# Last will and testament.....



## daveomak (Feb 21, 2022)

*
    John lived all his life in the Florida Keys and is on his deathbed and knows the end is near. His nurse, his wife, his daughter and two sons are with him. He asks for two witnesses to be present, and a camcorder be in place to record his last wishes and when all is ready, he begins to speak:
"My son, Doug, I want you to take the Ocean Reef houses."

"My daughter Kelly, you take the apartments between mile markers 100 and Tavernier."
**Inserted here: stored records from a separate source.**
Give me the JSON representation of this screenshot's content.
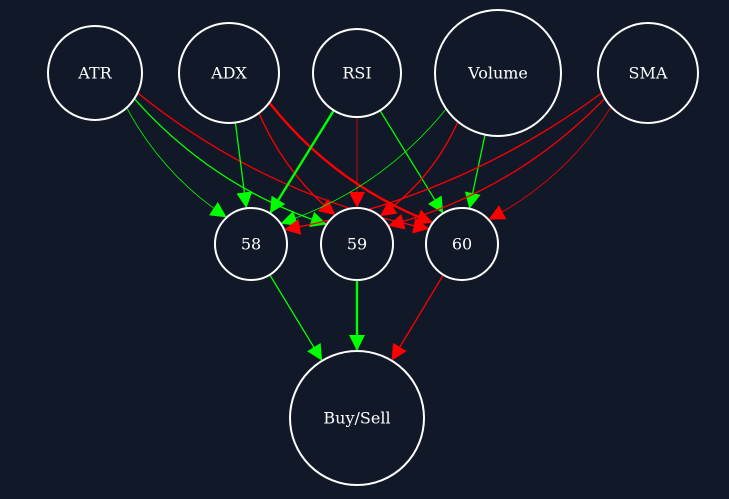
{
  "colors": {
    "background": "#111827",
    "node_stroke": "#ffffff",
    "positive": "#00ff00",
    "negative": "#ff0000"
  },
  "nodes": {
    "atr": {
      "label": "ATR"
    },
    "adx": {
      "label": "ADX"
    },
    "rsi": {
      "label": "RSI"
    },
    "volume": {
      "label": "Volume"
    },
    "sma": {
      "label": "SMA"
    },
    "h58": {
      "label": "58"
    },
    "h59": {
      "label": "59"
    },
    "h60": {
      "label": "60"
    },
    "out": {
      "label": "Buy/Sell"
    }
  },
  "edges": [
    {
      "from": "atr",
      "to": "h58",
      "sign": "positive",
      "strength": "weak"
    },
    {
      "from": "atr",
      "to": "h59",
      "sign": "positive",
      "strength": "medium"
    },
    {
      "from": "atr",
      "to": "h60",
      "sign": "negative",
      "strength": "medium"
    },
    {
      "from": "adx",
      "to": "h58",
      "sign": "positive",
      "strength": "medium"
    },
    {
      "from": "adx",
      "to": "h59",
      "sign": "negative",
      "strength": "medium"
    },
    {
      "from": "adx",
      "to": "h60",
      "sign": "negative",
      "strength": "strong"
    },
    {
      "from": "rsi",
      "to": "h58",
      "sign": "positive",
      "strength": "strong"
    },
    {
      "from": "rsi",
      "to": "h59",
      "sign": "negative",
      "strength": "weak"
    },
    {
      "from": "rsi",
      "to": "h60",
      "sign": "positive",
      "strength": "medium"
    },
    {
      "from": "volume",
      "to": "h58",
      "sign": "positive",
      "strength": "weak"
    },
    {
      "from": "volume",
      "to": "h59",
      "sign": "negative",
      "strength": "medium"
    },
    {
      "from": "volume",
      "to": "h60",
      "sign": "positive",
      "strength": "medium"
    },
    {
      "from": "sma",
      "to": "h58",
      "sign": "negative",
      "strength": "medium"
    },
    {
      "from": "sma",
      "to": "h59",
      "sign": "negative",
      "strength": "medium"
    },
    {
      "from": "sma",
      "to": "h60",
      "sign": "negative",
      "strength": "weak"
    },
    {
      "from": "h58",
      "to": "out",
      "sign": "positive",
      "strength": "medium"
    },
    {
      "from": "h59",
      "to": "out",
      "sign": "positive",
      "strength": "strong"
    },
    {
      "from": "h60",
      "to": "out",
      "sign": "negative",
      "strength": "medium"
    }
  ]
}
"My son, Kevin, I want you to take the offices over in the Marathon Government Center."

"Cathy, my dear wife, please take all the residential buildings on the bay side on Blackwater Sound."
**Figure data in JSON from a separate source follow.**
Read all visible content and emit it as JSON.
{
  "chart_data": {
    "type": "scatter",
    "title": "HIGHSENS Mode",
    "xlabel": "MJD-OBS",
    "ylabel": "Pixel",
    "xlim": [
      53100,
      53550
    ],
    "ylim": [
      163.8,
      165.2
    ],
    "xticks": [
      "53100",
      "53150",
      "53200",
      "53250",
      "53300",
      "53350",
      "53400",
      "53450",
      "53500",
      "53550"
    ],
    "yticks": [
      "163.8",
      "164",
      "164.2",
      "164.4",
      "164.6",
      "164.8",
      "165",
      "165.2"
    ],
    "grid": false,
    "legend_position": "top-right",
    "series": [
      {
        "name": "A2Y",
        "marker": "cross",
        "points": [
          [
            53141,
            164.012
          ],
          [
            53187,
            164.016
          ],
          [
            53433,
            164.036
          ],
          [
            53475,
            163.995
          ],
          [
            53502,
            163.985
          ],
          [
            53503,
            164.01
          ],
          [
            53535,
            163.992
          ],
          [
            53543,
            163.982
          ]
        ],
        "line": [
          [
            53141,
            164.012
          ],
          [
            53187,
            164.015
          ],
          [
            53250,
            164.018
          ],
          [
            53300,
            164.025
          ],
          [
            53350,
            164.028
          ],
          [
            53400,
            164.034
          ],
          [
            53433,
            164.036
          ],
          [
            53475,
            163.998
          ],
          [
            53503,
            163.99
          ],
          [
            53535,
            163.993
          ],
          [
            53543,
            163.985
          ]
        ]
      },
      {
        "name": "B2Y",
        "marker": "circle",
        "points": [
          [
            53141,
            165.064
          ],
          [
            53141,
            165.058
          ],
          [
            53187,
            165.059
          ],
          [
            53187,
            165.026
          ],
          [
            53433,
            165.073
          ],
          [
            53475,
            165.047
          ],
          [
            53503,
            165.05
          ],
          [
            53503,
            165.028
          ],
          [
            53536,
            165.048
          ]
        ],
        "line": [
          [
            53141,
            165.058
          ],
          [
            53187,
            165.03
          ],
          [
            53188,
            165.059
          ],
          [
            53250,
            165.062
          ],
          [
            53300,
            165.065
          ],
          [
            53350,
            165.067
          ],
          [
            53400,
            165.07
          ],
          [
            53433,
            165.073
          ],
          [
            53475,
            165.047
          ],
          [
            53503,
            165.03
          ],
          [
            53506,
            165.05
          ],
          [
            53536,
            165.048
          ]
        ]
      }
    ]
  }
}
The nurse and witnesses are blown away as they did not realize his extensive holdings, and as John slips away, the nurse says, "Your husband must have been such a hard-working man to have accumulated all this property."

The wife replies, "The asshole had a paper route."*


----------



## schlotz (Feb 22, 2022)

Argh!!!!!


----------



## yankee2bbq (Feb 22, 2022)

Good one!


----------



## JLeonard (Feb 22, 2022)

Thats a great one!
Jim


----------



## MJB05615 (Feb 22, 2022)

LMAO!  Good one Dave.


----------



## Brokenhandle (Feb 22, 2022)

That's funny!

Ryan


----------



## sawhorseray (Feb 22, 2022)

Love it, good one Dave! RAY


----------



## Bearcarver (Feb 22, 2022)

Good one Dave!!!
I never even heard it before!
Thanks!

Bear


----------



## bauchjw (Feb 22, 2022)

Too funny!


----------



## 912smoker (Feb 22, 2022)

HAHAHAHAHA good one !

Keith


----------



## GaryHibbert (Feb 22, 2022)

HaHA!!!  So much for the heirs
Gary.


----------



## pit 4 brains (Apr 17, 2022)

I couldn't think of anything more useless to pass on to someone. Thanks Dave !


----------